For Galileo the argument seemed as clear as the nose on one’s face - or as plain as the Apennines that provide the spine of central Italy. Looking at the
changing borderline between the lit and shaded hemispheres, he observed features that behaved like the shining and shaded ridges of mountains flanking valleys on earth. Bright points were seen to sprout and grow
within the shadowy border, like earthly mountains progressively receiving more the rays of the ‘rising’ sun. Working out the optical geometry of the most prominent spots in terms of the passage of light
across the surface of a rough sphere, Galileo computed the most prominent mountains as no less than 4 miles high.
Not everyone saw the same thing however. Thomas Harriott in England in England had already viewed and drawn only a ‘strange spottednesse’ with his
low-grade instrument, while Christopher Clavius and his fellow ‘mathematicians’ in Galileo’s Rome reported that it was ‘more probable that the surface is not uneven, but rather that the lunar
body is not of uniform density and has its dense and rarer parts’. Roman Jesuits were committed to the translucent immaculacy of the moon, in accordance the Song of Songs in the Bible where the
‘Virgin’s’ pure beauty is identified with the moon - pulchra ut luna. Accordingly they condemned the ‘filth of opacity’ implied by Galileo’s characterisation.
Why did Galileo see and represent so clearly? The quality of his telescopes was clearly important, as was his conceptual freedom from dogmatic theology. But an
essential ingredient was his ability to articulate his acts of scrutiny and graphic record through a sophisticated understanding of mobile light on bodies with uneven surfaces. As an accomplished draftsman and
aficionado of perspective, he was fully acquainted the science of cast shadows outlined in such texts books as Albrecht Dürer’s Instruction in Measurement (1528) Daniele Barbaro’s The Practice of
Perspective (1569).
A member of the artist’s Academia del Disegno in Florence and friend of the leading artist, Ludovico Cigoli, Galileo was also aware of the tradition inaugurated
by Leonardo da Vinci of minutely systematic observation and depiction of light in landscape according to the angles and direction of the sun relative to the observer. Cigoli’s own treatise on perspective
directly quoted from Leonardo’s unpublished writings. When Cigoli came in 1610-12 to portray the ‘Virgin of the Immaculate Conception’ in the dome of the Capella Paolina in S. Maria Maggiore in
Rome, he depicted Mary standing on a pitted and maculate moon rather than the smooth crescent of convention. In his defence, the painter could have pointed to an earlier tradition which justified the placement of
the moon below Mary’s feet on the grounds that its patchy and inconstant appearance testified to its lowly status in the heavens.

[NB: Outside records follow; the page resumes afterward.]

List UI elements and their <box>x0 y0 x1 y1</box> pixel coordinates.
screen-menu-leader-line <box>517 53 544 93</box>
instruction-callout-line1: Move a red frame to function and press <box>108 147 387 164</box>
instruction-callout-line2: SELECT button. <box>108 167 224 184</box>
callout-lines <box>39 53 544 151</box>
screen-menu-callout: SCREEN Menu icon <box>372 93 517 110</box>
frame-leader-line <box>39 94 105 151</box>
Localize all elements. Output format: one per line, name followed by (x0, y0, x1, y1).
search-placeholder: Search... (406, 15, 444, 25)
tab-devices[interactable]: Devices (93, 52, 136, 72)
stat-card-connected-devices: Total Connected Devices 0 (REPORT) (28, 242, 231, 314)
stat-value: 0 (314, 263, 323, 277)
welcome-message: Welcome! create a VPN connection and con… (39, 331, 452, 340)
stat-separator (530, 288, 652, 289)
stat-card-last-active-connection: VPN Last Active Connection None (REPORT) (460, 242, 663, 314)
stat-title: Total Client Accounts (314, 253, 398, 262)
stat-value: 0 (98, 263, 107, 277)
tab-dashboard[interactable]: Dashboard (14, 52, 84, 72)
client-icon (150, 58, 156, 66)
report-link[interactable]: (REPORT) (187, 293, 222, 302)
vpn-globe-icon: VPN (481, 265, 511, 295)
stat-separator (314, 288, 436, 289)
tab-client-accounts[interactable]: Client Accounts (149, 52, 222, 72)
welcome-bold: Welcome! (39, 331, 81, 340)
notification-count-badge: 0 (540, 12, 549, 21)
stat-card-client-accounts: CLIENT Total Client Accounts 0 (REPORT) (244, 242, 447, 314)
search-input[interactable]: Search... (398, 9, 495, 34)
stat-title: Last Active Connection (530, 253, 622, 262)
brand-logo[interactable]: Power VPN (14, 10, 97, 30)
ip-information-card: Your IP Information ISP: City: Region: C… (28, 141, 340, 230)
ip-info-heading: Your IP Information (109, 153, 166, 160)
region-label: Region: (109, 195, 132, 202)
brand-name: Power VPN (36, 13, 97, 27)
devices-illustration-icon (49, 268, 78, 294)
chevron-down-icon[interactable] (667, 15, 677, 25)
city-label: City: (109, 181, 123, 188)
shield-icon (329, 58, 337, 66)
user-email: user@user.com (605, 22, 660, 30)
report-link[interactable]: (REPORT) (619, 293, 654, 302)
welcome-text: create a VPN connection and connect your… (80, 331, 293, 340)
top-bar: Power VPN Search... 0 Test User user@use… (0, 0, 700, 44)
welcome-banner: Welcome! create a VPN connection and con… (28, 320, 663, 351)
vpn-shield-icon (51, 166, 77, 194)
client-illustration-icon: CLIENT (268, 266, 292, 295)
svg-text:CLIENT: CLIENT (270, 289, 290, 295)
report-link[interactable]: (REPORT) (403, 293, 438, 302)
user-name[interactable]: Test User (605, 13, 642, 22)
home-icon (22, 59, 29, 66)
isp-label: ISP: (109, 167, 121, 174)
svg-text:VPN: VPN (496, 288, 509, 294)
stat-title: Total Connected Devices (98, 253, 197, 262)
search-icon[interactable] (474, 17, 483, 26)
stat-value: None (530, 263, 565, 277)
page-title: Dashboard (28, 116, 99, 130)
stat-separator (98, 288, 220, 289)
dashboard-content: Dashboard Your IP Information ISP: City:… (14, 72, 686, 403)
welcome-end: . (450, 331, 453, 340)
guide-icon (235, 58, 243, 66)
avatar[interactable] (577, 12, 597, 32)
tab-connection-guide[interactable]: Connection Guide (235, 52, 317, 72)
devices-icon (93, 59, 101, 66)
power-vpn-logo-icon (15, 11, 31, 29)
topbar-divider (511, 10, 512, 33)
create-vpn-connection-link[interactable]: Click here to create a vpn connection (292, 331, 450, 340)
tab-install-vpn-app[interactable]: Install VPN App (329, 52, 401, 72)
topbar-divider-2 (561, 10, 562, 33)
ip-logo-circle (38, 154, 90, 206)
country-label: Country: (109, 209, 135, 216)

Yet for all his hard looking and knowing draftsmanship, the details of Galileo’s cratered moons are difficult to align precisely with actual features. With a
field of view of less than half the moon’s diameter, and the inevitable difficulties of charting details within no existing framework, Galileo has in effect shown what kind of thing is happening as sunlight
skates over the lunar landscapes rather than constructing a precise map. His purpose was to show the moon as earth-like. He is able to see what he wants to see and persuades us to do the same.